While there may be reasons in favor of modification of the rule embodied in our statute there are also reasons against it, which are vigorously expressed in State v. Kephart, 56 Wn. 561, 563-565 [26 L.R.A. (N.S.) 1123, 106 P. 165].
Even where the exception is made, the power to compel the testimony of a spouse is closely guarded. The agency must be one in fact; and not merely activity, unexpected and unauthorized, but exercised as an accompaniment of a harmonious conjugal relationship. ( Oklahoma Natural Gas Co. v. Crenshaw, 91 Okl. 269 [ 217 P. 370].) And after proof of actual agency and its scope, the questions must be so framed as to confine the evidence within its legitimate limits. The testimony of a husband whose competency as a witness depends on his agency for the wife must be limited strictly to those things which he did and had a knowledge of by reason of his agency, and cannot be extended to matters not embraced within the real scope of his agency. ( Goesel v. Davis, 100 Wis. 678 [76 N.W. 768]; Gottschall v. Geiger, 207 Mo. App. 89, 107-110 [ 231 S.W. 87]; Council Grove Ry. Co. v. Center, 42 Kan. 438 [22 P. 574]; St. Louis Ry. Co. v. Courtney, 77 Ark. 431 [92 S.W. 251].)
[10] We approve the action of the trial court in excluding the husband's deposition, both by reason of the statutory disability of the witness and because the deposition had been taken before the wife was made a party. ( Wright v. Sparks, 127 Ga. 365 [56 S.E. 442].) In consequence of the latter fact she had not had her opportunity to cross-examine. [11] We may add that our examination of the deposition convinces us that even if it had been admitted, it contained nothing to alter the aspect of the case. The effort was to show that at times prior to 1925 some repairs had been made to the railing, and to ascertain how often Mr. Wright had tested it. Yet there was no proof that in making such repairs or any tests or examination Mr. Wright was acting as an agent, or doing more than rendering those helpful amenities customary between husband and wife. His actual agency, so far as shown in the evidence, did not go beyond the letting of the premises to plaintiffs and the preparations immediately preceding their occupancy.
[12] Exception is taken, also, by plaintiffs to the refusal to admit certain proffered testimony to the effect that after the accident Mr.
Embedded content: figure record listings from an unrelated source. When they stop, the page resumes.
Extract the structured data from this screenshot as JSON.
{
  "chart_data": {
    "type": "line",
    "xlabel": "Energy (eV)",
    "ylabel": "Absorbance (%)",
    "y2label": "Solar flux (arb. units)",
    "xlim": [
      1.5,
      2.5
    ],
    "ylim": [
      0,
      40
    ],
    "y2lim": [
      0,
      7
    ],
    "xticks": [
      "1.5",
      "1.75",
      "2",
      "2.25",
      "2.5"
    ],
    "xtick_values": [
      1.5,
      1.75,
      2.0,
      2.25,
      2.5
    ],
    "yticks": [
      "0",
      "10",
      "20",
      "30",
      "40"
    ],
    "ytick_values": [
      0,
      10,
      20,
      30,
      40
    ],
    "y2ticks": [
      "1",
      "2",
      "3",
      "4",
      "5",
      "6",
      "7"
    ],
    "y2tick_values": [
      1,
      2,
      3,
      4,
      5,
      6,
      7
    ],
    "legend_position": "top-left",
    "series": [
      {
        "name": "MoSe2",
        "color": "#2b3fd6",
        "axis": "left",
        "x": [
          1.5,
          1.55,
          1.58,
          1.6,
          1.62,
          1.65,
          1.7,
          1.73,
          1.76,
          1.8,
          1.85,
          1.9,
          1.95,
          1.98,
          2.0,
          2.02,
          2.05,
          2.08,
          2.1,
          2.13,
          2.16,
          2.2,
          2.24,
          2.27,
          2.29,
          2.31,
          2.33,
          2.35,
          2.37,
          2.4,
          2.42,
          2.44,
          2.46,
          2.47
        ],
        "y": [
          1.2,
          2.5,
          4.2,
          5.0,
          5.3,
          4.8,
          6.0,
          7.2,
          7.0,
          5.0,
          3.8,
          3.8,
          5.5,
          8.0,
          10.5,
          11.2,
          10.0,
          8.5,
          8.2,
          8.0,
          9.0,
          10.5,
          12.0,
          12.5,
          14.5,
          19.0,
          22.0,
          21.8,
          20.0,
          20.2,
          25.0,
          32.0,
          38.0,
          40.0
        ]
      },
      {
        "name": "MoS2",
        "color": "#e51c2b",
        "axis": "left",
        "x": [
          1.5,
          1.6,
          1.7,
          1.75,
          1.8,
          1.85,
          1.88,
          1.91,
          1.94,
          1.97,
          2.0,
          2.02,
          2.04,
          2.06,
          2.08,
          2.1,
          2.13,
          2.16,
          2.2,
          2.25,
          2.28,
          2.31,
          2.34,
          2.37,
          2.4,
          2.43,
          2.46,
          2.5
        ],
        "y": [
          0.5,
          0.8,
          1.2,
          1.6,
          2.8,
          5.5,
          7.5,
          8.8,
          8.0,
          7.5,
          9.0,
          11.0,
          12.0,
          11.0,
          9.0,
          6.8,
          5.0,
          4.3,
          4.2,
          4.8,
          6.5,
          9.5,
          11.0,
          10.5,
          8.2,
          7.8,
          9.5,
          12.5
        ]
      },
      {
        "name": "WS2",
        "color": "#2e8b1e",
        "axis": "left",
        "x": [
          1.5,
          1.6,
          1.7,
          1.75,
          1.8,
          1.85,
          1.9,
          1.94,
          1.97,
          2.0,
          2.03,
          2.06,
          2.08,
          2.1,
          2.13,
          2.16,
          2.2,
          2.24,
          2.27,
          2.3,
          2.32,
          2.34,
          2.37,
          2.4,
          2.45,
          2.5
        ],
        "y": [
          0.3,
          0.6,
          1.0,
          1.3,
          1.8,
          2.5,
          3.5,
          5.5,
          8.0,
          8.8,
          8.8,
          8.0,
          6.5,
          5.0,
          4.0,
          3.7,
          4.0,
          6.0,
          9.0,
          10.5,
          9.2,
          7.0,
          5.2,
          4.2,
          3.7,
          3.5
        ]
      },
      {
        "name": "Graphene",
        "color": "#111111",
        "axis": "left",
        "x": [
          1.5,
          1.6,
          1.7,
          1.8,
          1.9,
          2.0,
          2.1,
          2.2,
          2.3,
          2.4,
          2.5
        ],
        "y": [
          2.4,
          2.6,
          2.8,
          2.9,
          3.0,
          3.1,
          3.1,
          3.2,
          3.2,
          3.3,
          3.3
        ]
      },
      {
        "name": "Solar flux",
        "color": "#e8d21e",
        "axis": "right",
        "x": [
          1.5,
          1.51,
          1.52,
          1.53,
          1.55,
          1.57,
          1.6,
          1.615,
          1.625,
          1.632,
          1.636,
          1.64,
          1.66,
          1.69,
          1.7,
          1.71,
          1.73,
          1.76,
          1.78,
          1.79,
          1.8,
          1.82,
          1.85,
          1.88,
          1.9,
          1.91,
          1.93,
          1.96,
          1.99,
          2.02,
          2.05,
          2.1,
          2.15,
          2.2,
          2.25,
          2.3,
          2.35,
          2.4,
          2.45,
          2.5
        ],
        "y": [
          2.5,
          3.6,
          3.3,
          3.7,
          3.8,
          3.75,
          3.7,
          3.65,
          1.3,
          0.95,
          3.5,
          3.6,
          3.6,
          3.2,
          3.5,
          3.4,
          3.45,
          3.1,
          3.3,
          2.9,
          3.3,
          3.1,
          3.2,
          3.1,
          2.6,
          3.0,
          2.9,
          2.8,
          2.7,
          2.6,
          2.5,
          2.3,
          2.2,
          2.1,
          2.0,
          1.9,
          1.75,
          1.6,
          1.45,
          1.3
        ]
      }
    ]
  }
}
Wright was heard by a witness to say to Mr. Ayres that he knew the railings were weak, but hoped they would last another year. This statement is represented to have been made on July 7, 1925, when Mr. Wright visited the premises at his wife's request for the purpose of having the railings removed. He was present for that special purpose, and not to make declarations concerning matters disassociated from the business on hand. Any statement as to past incidents or former state of mind or opinions constituted no part of the res gestae in the cause before the court, and under the settled rule could in no way be binding on Mrs. Wright. Hence there was no error in exclusion of the offered testimony. (10 Cal. Jur. 1116-1118.)
The accident was, indeed, most unfortunate; and we doubt not that the trial court, equally with ourselves, entertained sympathy for plaintiffs both on account of the serious injury to Mrs. Ayres and the heavy medical and hospital expenses incident to her care. The evidence was not of a character, however, to cast legal liability upon Mrs. Wright; and, accordingly, the court was in duty bound to direct a verdict in her favor.
The judgment is affirmed.
Tyler, P.J., and Cashin, J., concurred.